Agreeing to Disagree: A Cowardly Cop-Out

Agreeing to Disagree: A Cowardly Cop-Out

Description image by Gershon Mader Management and leadership consultant; author of The Power of Strategic Commitment.
  • First Posted: Apr 29 2010 07:07 AM
  • Updated: about 1 year ago

When an organization can't agree on a course of action, it's a sign of weak leadership, not reasonable debate.

How many times have you seen the following scenario?

A team meets to discuss issues that are critical to the organization’s future. The conversation goes on and on without resolution, as different people have divergent opinions about the best course of action. When the leader tries to bring it to a conclusion, they are no closer to alignment. They leave the meeting agreeing to disagree.

Such meetings are worse than a waste of time: they actually damage the organization, which is then no closer to making the necessary decisions and assuming responsibility for them. People have stayed within their comfort zones at the expense of moving the organization forward in new and dynamic ways.

This happens because leaders lack one or more of the following attributes: courage, an understanding of their role as leader, and the ability to powerfully manage conversations.

True leaders know that it is important to have an open debate with honest, respectful listening because there may not be a single right answer. They are able to inspire their people to set aside their personal egos, agendas, and preferences to align with the collective wisdom of the group. They instil in their teams a real commitment to the type of conversation that leads to making choices, aligning behind those choices, and taking responsibility together. This requires courage.

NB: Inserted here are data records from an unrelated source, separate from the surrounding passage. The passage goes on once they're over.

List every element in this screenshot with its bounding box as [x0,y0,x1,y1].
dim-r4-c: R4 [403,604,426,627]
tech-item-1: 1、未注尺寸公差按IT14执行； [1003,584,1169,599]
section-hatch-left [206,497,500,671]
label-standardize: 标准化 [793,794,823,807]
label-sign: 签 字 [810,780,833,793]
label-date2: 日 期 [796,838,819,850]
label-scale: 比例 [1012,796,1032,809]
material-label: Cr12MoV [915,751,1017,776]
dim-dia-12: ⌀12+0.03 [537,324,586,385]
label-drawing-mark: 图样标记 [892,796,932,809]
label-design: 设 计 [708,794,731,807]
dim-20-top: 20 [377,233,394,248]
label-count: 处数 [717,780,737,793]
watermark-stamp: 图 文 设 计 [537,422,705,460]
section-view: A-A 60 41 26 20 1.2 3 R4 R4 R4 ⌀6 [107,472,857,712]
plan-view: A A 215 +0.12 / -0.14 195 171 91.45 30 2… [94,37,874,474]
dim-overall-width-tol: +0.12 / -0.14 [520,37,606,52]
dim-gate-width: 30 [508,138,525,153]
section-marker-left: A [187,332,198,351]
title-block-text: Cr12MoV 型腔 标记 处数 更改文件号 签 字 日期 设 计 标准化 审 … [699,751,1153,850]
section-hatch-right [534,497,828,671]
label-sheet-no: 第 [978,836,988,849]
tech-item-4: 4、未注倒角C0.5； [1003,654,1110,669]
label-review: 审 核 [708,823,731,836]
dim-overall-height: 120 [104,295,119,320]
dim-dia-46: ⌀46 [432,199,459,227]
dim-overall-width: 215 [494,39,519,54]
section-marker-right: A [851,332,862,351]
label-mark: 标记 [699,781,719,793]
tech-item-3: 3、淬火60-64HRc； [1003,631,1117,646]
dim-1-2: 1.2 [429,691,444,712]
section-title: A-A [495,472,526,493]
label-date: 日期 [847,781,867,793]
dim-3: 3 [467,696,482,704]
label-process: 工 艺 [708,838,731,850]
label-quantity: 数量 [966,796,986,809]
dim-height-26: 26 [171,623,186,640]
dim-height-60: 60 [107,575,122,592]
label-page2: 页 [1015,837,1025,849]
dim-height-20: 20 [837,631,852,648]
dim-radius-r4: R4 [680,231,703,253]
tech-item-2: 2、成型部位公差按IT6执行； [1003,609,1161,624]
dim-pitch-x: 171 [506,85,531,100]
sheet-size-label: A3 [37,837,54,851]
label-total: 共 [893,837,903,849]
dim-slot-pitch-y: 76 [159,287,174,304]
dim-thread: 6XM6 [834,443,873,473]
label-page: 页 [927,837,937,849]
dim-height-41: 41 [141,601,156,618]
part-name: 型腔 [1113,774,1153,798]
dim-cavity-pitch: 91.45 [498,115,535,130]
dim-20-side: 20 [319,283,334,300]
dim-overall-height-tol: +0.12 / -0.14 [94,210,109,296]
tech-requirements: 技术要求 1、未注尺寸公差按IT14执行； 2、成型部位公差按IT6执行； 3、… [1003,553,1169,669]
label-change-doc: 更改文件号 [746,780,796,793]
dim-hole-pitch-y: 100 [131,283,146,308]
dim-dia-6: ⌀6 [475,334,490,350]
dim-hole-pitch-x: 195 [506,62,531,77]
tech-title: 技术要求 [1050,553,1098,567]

There is never a justification to leave a conversation agreeing to disagree. It is always a cop-out. Of course, some topics are complex and may need a number of meetings to gather the necessary input and to digest it as a group. But paralysis by analysis is a roadblock. People go around in circles and end up beating a dead horse. The cost is loss of decisiveness, accountability, and follow-through. The consequences are cynicism and resignation.

Does it need to be this way? Absolutely not! But unfortunately, this is most often the norm. And when it is, the organization is doomed to mediocrity, and sometimes failure. Achieving extraordinary results requires the ability to align on goals. Agreeing to disagree sabotages that.

Organizations that achieve 100 per cent alignment behind a goal that is 80 per cent right have a much greater chance of success than those where people are divided behind a perfect goal. Compromise too often means 100 per cent for one point of view and zero for the other. How motivated are those zero per cent people to work towards the success of a goal they have not endorsed? They are the ones watching and waiting to say: “I told you so.”

One of our clients had a fundamental disconnect between its compensation practices and the viability of its business model. As in many organizations, the sales force was richly rewarded with commissions and retention bonuses while the operations people were subjected to cost-cutting and forced to do more with less.

In a recessionary environment where cost-cutting had become an urgent necessity, no one would take the bull by the horns and risk upsetting the salespeople. The leadership team spent countless meetings debating this. The heads of business units kept emphasizing the importance of retaining quality salespeople, while the operations people complained more and more vociferously. The organization was rife with resentment, finger pointing, and blame.

The gravity of the situation finally convinced the CEO to act. He brought the leadership teams together and found the courage to address the broken business model and to align the entire organization around what needed to happen. It was only then that they were able to arrest the downward spiral and reverse the momentum.

Obviously, it is scary to step up to the plate and take full responsibility for a goal or direction that is uncertain, controversial, difficult to achieve, or politically incorrect. Making choices means eliminating alternatives. But when team members do find the courage to make tough choices, they are immediately more powerful. They are able to apply their energy towards proving their choices right rather than wasting energy on proving that others are wrong. If an entire team is behind one direction – even if it is only 80 per cent correct – if they truly align, commit to a direction, and backstop each other, it is astounding what can happen. Individuals are then free to stake out a much more powerful future – and in our experience, they always do.